Bodhisatta berpikir – “Serigala berbaring di langit ? Omong kosong, Saya tahu apa itu; dia sedang berbaring di dalam Gua Kristal.” Jadi dia datang ke kaki gunung dan disana dia melihat keenam abangnya terbaring mati. “Saya tahu mengapa begini.” pikirnya; “mereka semuanya bodoh dan kekurangan kebijaksanaan yang sempurna; tidak mengetahui bahwa itu adalah Gua Kristal, mereka menggunakan hati mereka melawannya dan terbunuh. Ini adalah hasil dari melakukan sesuatu dengan tergesa-gesa tanpa berpikir.” Dan dia mengulangi bait pertama
“Siapa yang terburu-buru mengerjakan suatu usaha, tidak memperhitungkan hal-hal apa yang bakal terjadi. Seperti seorang yang membakar mulutnya pada saat makan, demikian dia jatuh sebagai korban terhadap rencana-rencana yang disusunnya.”
Setelah mengucapkan baris-baris ini, singa itu melanjutkan, “Saudara-saudara saya ingin membunuh serigala ini tetapi tidak tahu menyusun rencana mereka dengan pintar; jadi mereka melompat terlalu cepat dan datanglah ajal mereka. Ini tidak akan saya lakukan tetapi saya akan membuat serigala ini menghancurkan hatinya sendiri ketika dia berbaring dis sana di dalam Gua Kristal, “Jadi dia mencari jalan keluar yang biasanya dilalui serigala untuk naik dan turun, dan berbalik ke jalan itu, dia meraung tiga kali raungan singa-singa, bumi dan langit menghasilkan satu raungan yang sangat hebat! Serigala yang sedang berbaring di dalam
Gua Kristal itu pun ketakutan dan terperanjat, hatinya meledak dan binasa di tempat seketika.

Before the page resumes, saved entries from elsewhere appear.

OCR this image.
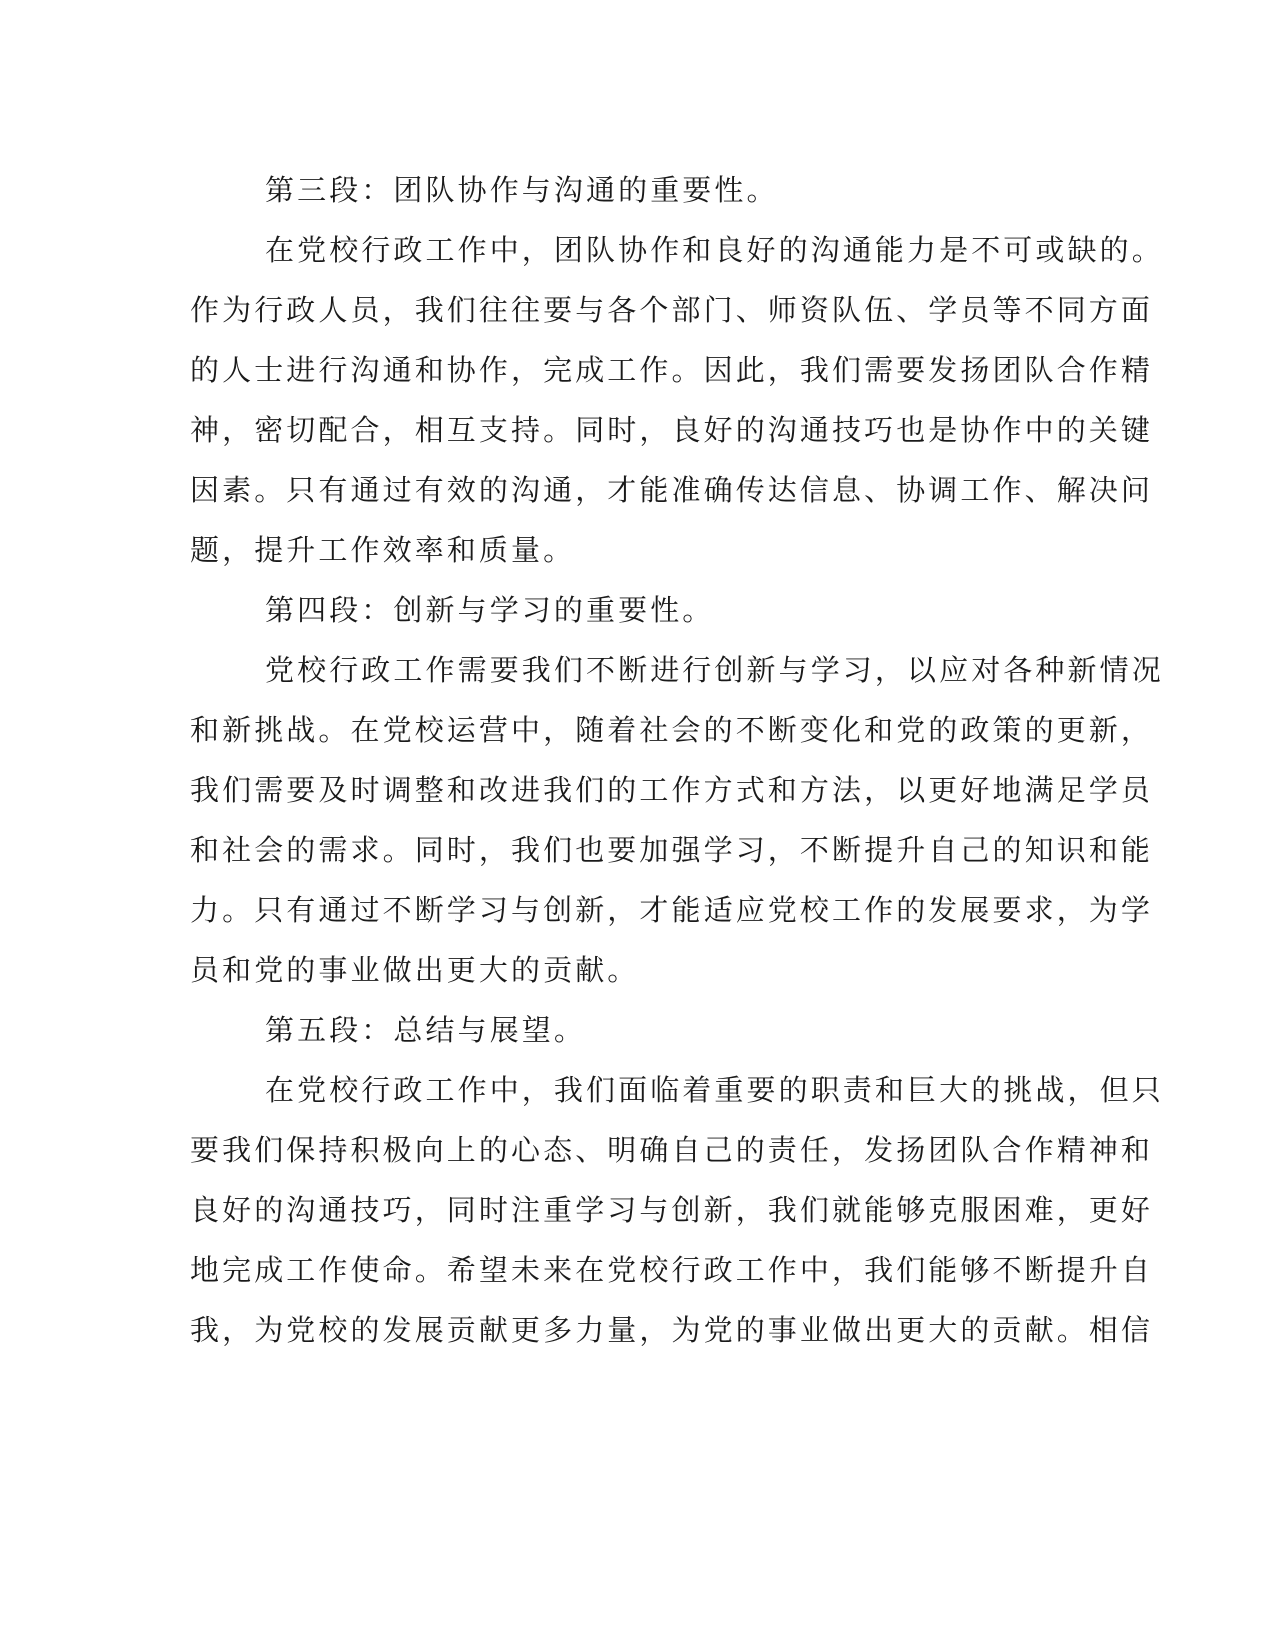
第三段：团队协作与沟通的重要性。

在党校行政工作中，团队协作和良好的沟通能力是不可或缺的。
作为行政人员，我们往往要与各个部门、师资队伍、学员等不同方面
的人士进行沟通和协作，完成工作。因此，我们需要发扬团队合作精
神，密切配合，相互支持。同时，良好的沟通技巧也是协作中的关键
因素。只有通过有效的沟通，才能准确传达信息、协调工作、解决问
题，提升工作效率和质量。

第四段：创新与学习的重要性。

党校行政工作需要我们不断进行创新与学习，以应对各种新情况
和新挑战。在党校运营中，随着社会的不断变化和党的政策的更新，
我们需要及时调整和改进我们的工作方式和方法，以更好地满足学员
和社会的需求。同时，我们也要加强学习，不断提升自己的知识和能
力。只有通过不断学习与创新，才能适应党校工作的发展要求，为学
员和党的事业做出更大的贡献。

第五段：总结与展望。

在党校行政工作中，我们面临着重要的职责和巨大的挑战，但只
要我们保持积极向上的心态、明确自己的责任，发扬团队合作精神和
良好的沟通技巧，同时注重学习与创新，我们就能够克服困难，更好
地完成工作使命。希望未来在党校行政工作中，我们能够不断提升自
我，为党校的发展贡献更多力量，为党的事业做出更大的贡献。相信
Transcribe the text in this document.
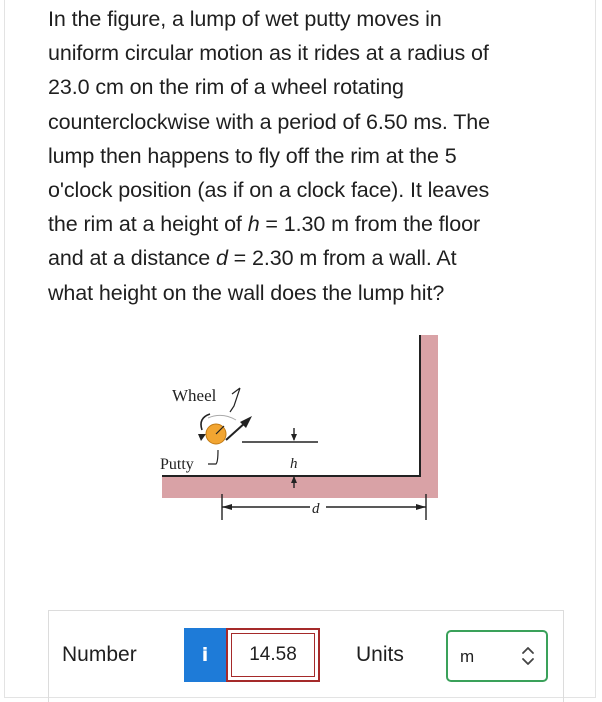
In the figure, a lump of wet putty moves in
uniform circular motion as it rides at a radius of
23.0 cm on the rim of a wheel rotating
counterclockwise with a period of 6.50 ms. The
lump then happens to fly off the rim at the 5
o'clock position (as if on a clock face). It leaves
the rim at a height of h = 1.30 m from the floor
and at a distance d = 2.30 m from a wall. At
what height on the wall does the lump hit?
Wheel
h
Putty
d
Number	i	14.58	Units	m
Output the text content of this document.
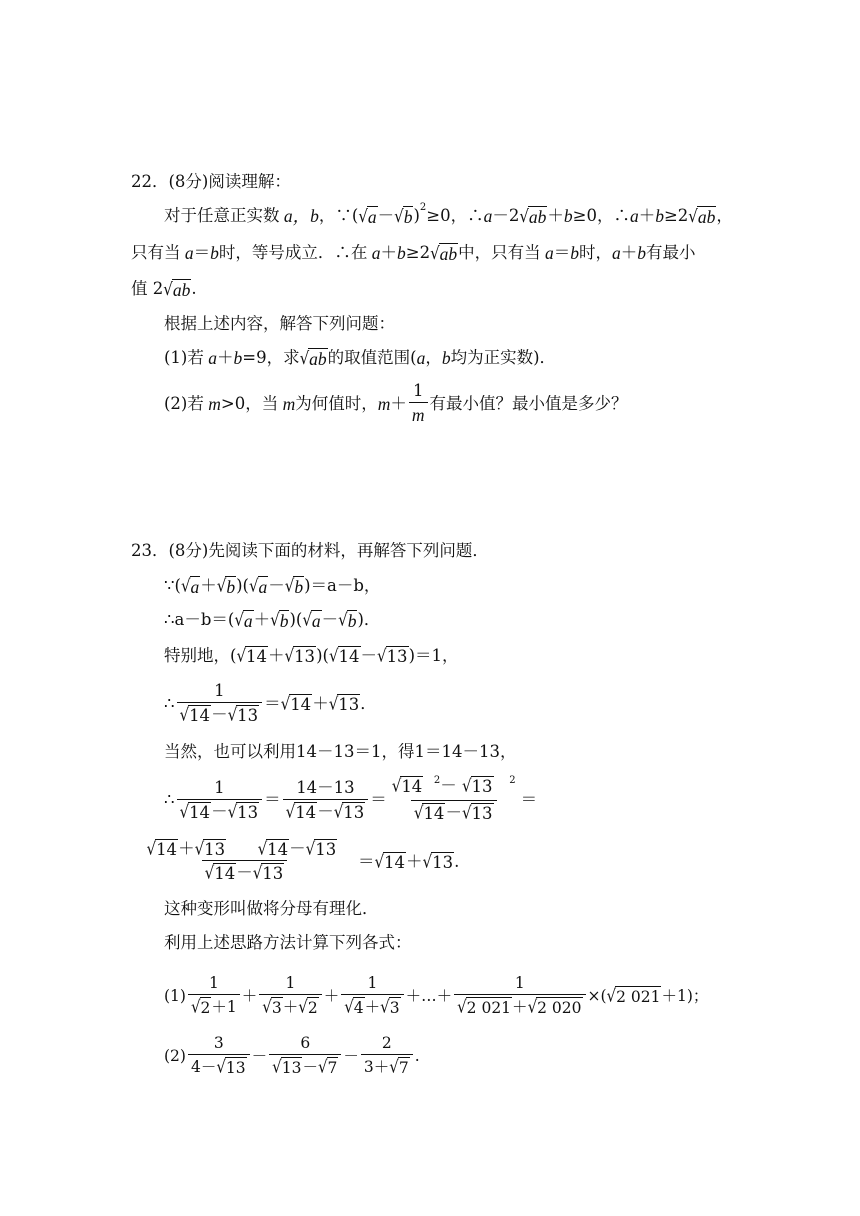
22．(8分)阅读理解：
对于任意正实数 a，b ，∵( √ a － √ b ) 2 ≥0，∴ a －2 √ ab ＋ b ≥0，∴ a ＋ b ≥2 √ ab ，
只有当 a ＝ b 时，等号成立．∴在 a ＋ b ≥2 √ ab 中，只有当 a ＝ b 时， a ＋ b 有最小
值 2 √ ab .
根据上述内容，解答下列问题：
(1)若 a ＋ b =9，求 √ ab 的取值范围( a ， b 均为正实数)．
(2)若 m >0，当 m 为何值时， $m + \frac{1}{m}$ 有最小值？最小值是多少？
23．(8分)先阅读下面的材料，再解答下列问题．
∵ ( √ a ＋ √ b )( √ a － √ b ) ＝a－b，
∴a－b＝ ( √ a ＋ √ b )( √ a － √ b ) ．
特别地， ( √ 14 ＋ √ 13 )( √ 14 － √ 13 ) ＝1，
∴ $\frac{1}{√ 14 - √ 13}$ ＝ √ 14 ＋ √ 13 ．
当然，也可以利用14－13＝1，得1＝14－13，
∴ $\frac{1}{√ 14 - √ 13} = \frac{14-13}{√ 14 - √ 13} = \frac{√ 14 ^2- √ 13 ^2}{√ 14 - √ 13}$ ＝

√ 14 ＋ √ 13
√ 14 － √ 13

√ 14 － √ 13 ＝ √ 14 ＋ √ 13 .
这种变形叫做将分母有理化．
利用上述思路方法计算下列各式：
$(1) \frac{1}{√ 2 +1} + \frac{1}{√ 3 + √ 2} + \frac{1}{√ 4 + √ 3}$ ＋…＋ $\frac{1}{√ 2 021 + √ 2 020}$ ×( √ 2 021 ＋1) ；
$(2) \frac{3}{4- √ 13} - \frac{6}{√ 13 - √ 7} - \frac{2}{3+ √ 7}$ .
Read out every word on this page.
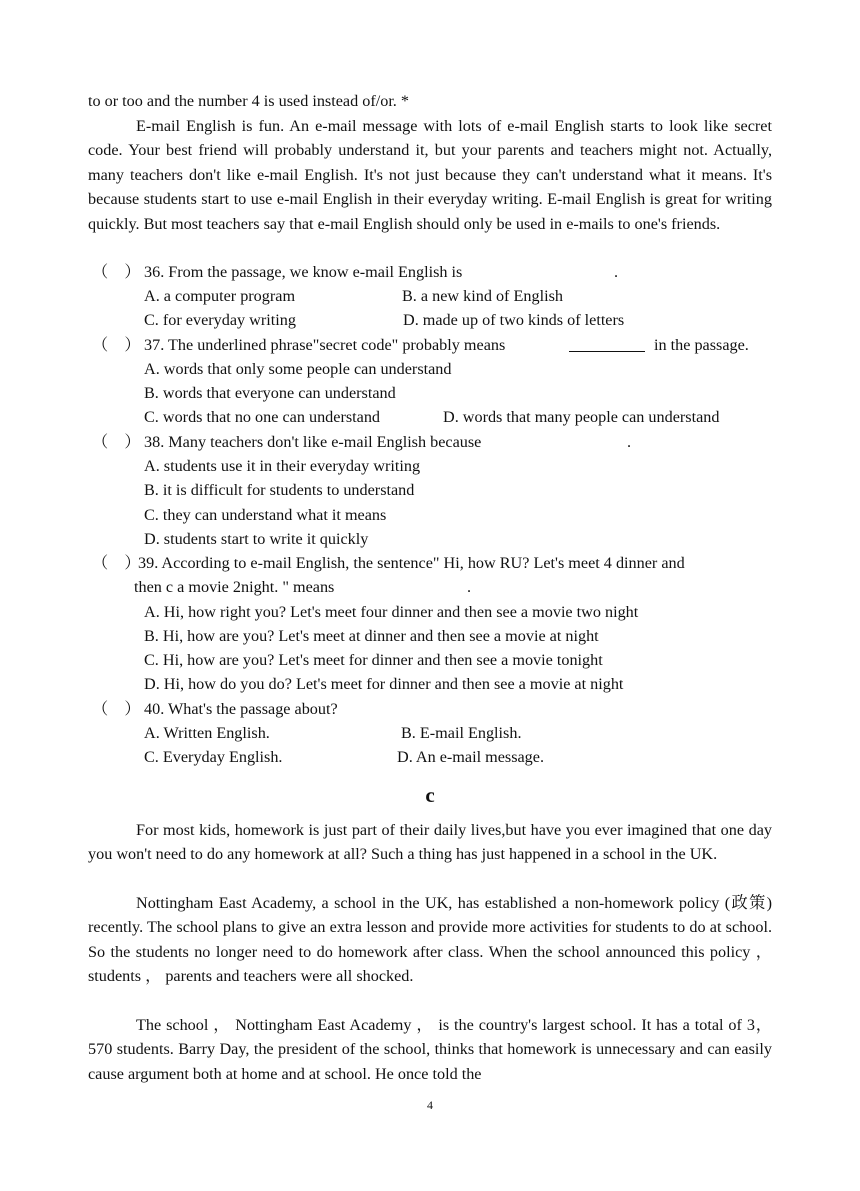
to or too and the number 4 is used instead of/or. *

E-mail English is fun. An e-mail message with lots of e-mail English starts to look like secret code. Your best friend will probably understand it, but your parents and teachers might not. Actually, many teachers don't like e-mail English. It's not just because they can't understand what it means. It's because students start to use e-mail English in their everyday writing. E-mail English is great for writing quickly. But most teachers say that e-mail English should only be used in e-mails to one's friends.

（    ） 36. From the passage, we know e-mail English is	.
A. a computer program	B. a new kind of English
C. for everyday writing	D. made up of two kinds of letters
（    ） 37. The underlined phrase"secret code" probably means	in the passage.
A. words that only some people can understand
B. words that everyone can understand
C. words that no one can understand	D. words that many people can understand
（    ） 38. Many teachers don't like e-mail English because	.
A. students use it in their everyday writing
B. it is difficult for students to understand
C. they can understand what it means
D. students start to write it quickly
（    ）
39. According to e-mail English, the sentence" Hi, how RU? Let's meet 4 dinner and
then c a movie 2night. " means	.
A. Hi, how right you? Let's meet four dinner and then see a movie two night
B. Hi, how are you? Let's meet at dinner and then see a movie at night
C. Hi, how are you? Let's meet for dinner and then see a movie tonight
D. Hi, how do you do? Let's meet for dinner and then see a movie at night
（    ） 40. What's the passage about?
A. Written English.	B. E-mail English.
C. Everyday English.	D. An e-mail message.
c

For most kids, homework is just part of their daily lives,but have you ever imagined that one day you won't need to do any homework at all? Such a thing has just happened in a school in the UK.

Nottingham East Academy, a school in the UK, has established a non-homework policy (政策) recently. The school plans to give an extra lesson and provide more activities for students to do at school. So the students no longer need to do homework after class. When the school announced this policy ， students ， parents and teachers were all shocked.

The school ， Nottingham East Academy ， is the country's largest school. It has a total of 3，570 students. Barry Day, the president of the school, thinks that homework is unnecessary and can easily cause argument both at home and at school. He once told the

4
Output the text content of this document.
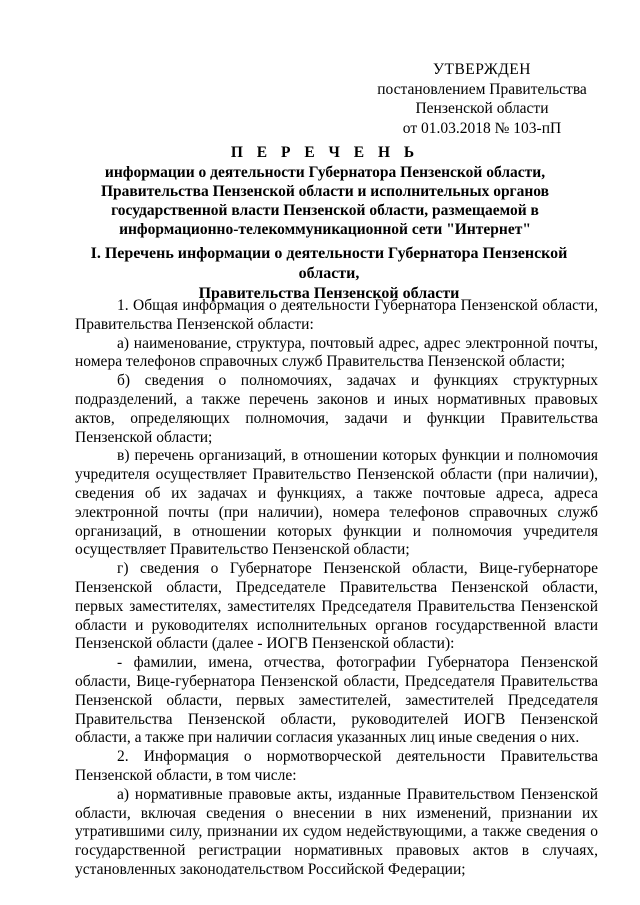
УТВЕРЖДЕН
постановлением Правительства
Пензенской области
от 01.03.2018 № 103-пП
П Е Р Е Ч Е Н Ь
информации о деятельности Губернатора Пензенской области,
Правительства Пензенской области и исполнительных органов
государственной власти Пензенской области, размещаемой в
информационно-телекоммуникационной сети "Интернет"
I. Перечень информации о деятельности Губернатора Пензенской области,
Правительства Пензенской области

1. Общая информация о деятельности Губернатора Пензенской области, Правительства Пензенской области:

а) наименование, структура, почтовый адрес, адрес электронной почты, номера телефонов справочных служб Правительства Пензенской области;

б) сведения о полномочиях, задачах и функциях структурных подразделений, а также перечень законов и иных нормативных правовых актов, определяющих полномочия, задачи и функции Правительства Пензенской области;

в) перечень организаций, в отношении которых функции и полномочия учредителя осуществляет Правительство Пензенской области (при наличии), сведения об их задачах и функциях, а также почтовые адреса, адреса электронной почты (при наличии), номера телефонов справочных служб организаций, в отношении которых функции и полномочия учредителя осуществляет Правительство Пензенской области;

г) сведения о Губернаторе Пензенской области, Вице-губернаторе Пензенской области, Председателе Правительства Пензенской области, первых заместителях, заместителях Председателя Правительства Пензенской области и руководителях исполнительных органов государственной власти Пензенской области (далее - ИОГВ Пензенской области):

- фамилии, имена, отчества, фотографии Губернатора Пензенской области, Вице-губернатора Пензенской области, Председателя Правительства Пензенской области, первых заместителей, заместителей Председателя Правительства Пензенской области, руководителей ИОГВ Пензенской области, а также при наличии согласия указанных лиц иные сведения о них.

2. Информация о нормотворческой деятельности Правительства Пензенской области, в том числе:

а) нормативные правовые акты, изданные Правительством Пензенской области, включая сведения о внесении в них изменений, признании их утратившими силу, признании их судом недействующими, а также сведения о государственной регистрации нормативных правовых актов в случаях, установленных законодательством Российской Федерации;
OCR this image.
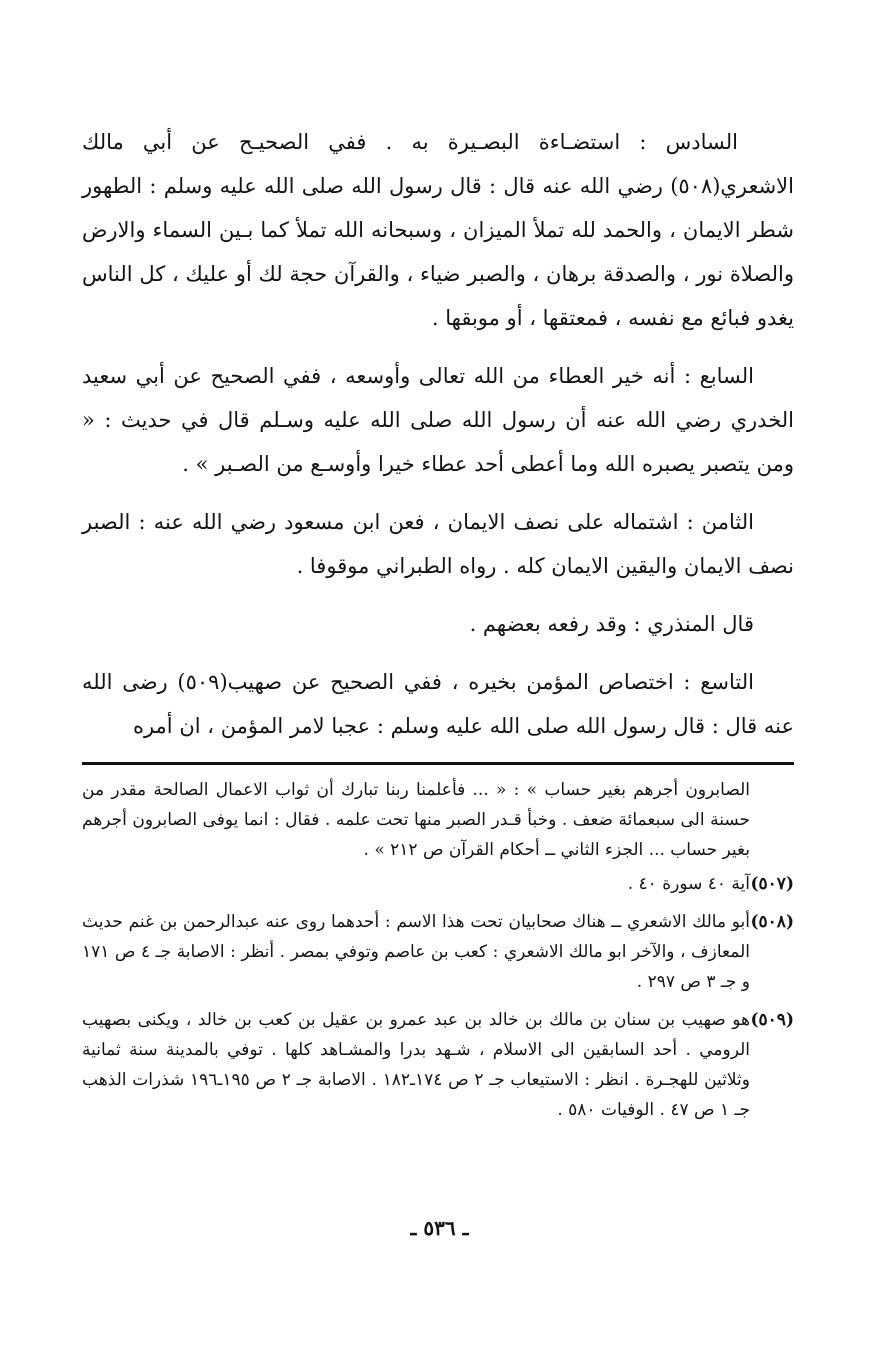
السادس : استضـاءة البصـيرة به . ففي الصحيـح عن أبي مالك الاشعري(٥٠٨) رضي الله عنه قال : قال رسول الله صلى الله عليه وسلم : الطهور شطر الايمان ، والحمد لله تملأ الميزان ، وسبحانه الله تملأ كما بـين السماء والارض والصلاة نور ، والصدقة برهان ، والصبر ضياء ، والقرآن حجة لك أو عليك ، كل الناس يغدو فبائع مع نفسه ، فمعتقها ، أو موبقها .

السابع : أنه خير العطاء من الله تعالى وأوسعه ، ففي الصحيح عن أبي سعيد الخدري رضي الله عنه أن رسول الله صلى الله عليه وسـلم قال في حديث : « ومن يتصبر يصبره الله وما أعطى أحد عطاء خيرا وأوسـع من الصـبر » .

الثامن : اشتماله على نصف الايمان ، فعن ابن مسعود رضي الله عنه : الصبر نصف الايمان واليقين الايمان كله . رواه الطبراني موقوفا .

قال المنذري : وقد رفعه بعضهم .

التاسع : اختصاص المؤمن بخيره ، ففي الصحيح عن صهيب(٥٠٩) رضى الله عنه قال : قال رسول الله صلى الله عليه وسلم : عجبا لامر المؤمن ، ان أمره

الصابرون أجرهم بغير حساب » : « ... فأعلمنا ربنا تبارك أن ثواب الاعمال الصالحة مقدر من حسنة الى سبعمائة ضعف . وخبأ قـدر الصبر منها تحت علمه . فقال : انما يوفى الصابرون أجرهم بغير حساب ... الجزء الثاني ــ أحكام القرآن ص ٢١٢ » .
(٥٠٧)
آية ٤٠ سورة ٤٠ .
(٥٠٨)
أبو مالك الاشعري ــ هناك صحابيان تحت هذا الاسم : أحدهما روى عنه عبدالرحمن بن غنم حديث المعازف ، والآخر ابو مالك الاشعري : كعب بن عاصم وتوفي بمصر . أنظر : الاصابة جـ ٤ ص ١٧١ و جـ ٣ ص ٢٩٧ .
(٥٠٩)
هو صهيب بن سنان بن مالك بن خالد بن عبد عمرو بن عقيل بن كعب بن خالد ، ويكنى بصهيب الرومي . أحد السابقين الى الاسلام ، شـهد بدرا والمشـاهد كلها . توفي بالمدينة سنة ثمانية وثلاثين للهجـرة . انظر : الاستيعاب جـ ٢ ص ١٧٤ـ١٨٢ . الاصابة جـ ٢ ص ١٩٥ـ١٩٦ شذرات الذهب جـ ١ ص ٤٧ . الوفيات ٥٨٠ .
ـ ٥٣٦ ـ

Sang Guru melanjutkan, “Demikianlah serigala binasa mendengar raungan singa itu.” Dan dalam kebijaksanaan-Nya yang sempurna, Beliau mengulangi bait kedua berikut –
“Di Daddara, singa memberi suatu raungan, dan membuat Gunung Daddara bergema kembali. Susah untuk seekor singa hidup; dia sangatlah takut mendengar suara itu, hatinya meledak menjadi dua”
Demikianlah singa membuat serigala itu menemui ajalnya. Kemudian dia menguburkan saudara-saudaranya bersama-sama dalam satu kuburan. Dan berkata kepada saudara perempuannya mereka semua telah mati dan menghiburnya. Dan dia tinggal selama hidupnya di Gua Emas, sampai dia meninggal ke tempat yang diperolehnya dari kebaikan-kebaikannya.
Ketika Sang Guru telah menyampaikan uraian ini, Beliau memaklumkan kebenaran-kebenaran dan mempertautkan kisah kelahiran ini;-- di akhir kebenaran-kebenarannya, Upasaka itu mencapai tingkat kesucian Sotapanna –“Pada masa itu, anak tukang pangkas adalah serigala; anak perempuan Licchavi adalah singa betina yang muda; enam singa-singa muda yang lainnya adalah sekarang Bhikkhu senior dan diri-Ku adalah singa yang paling tua.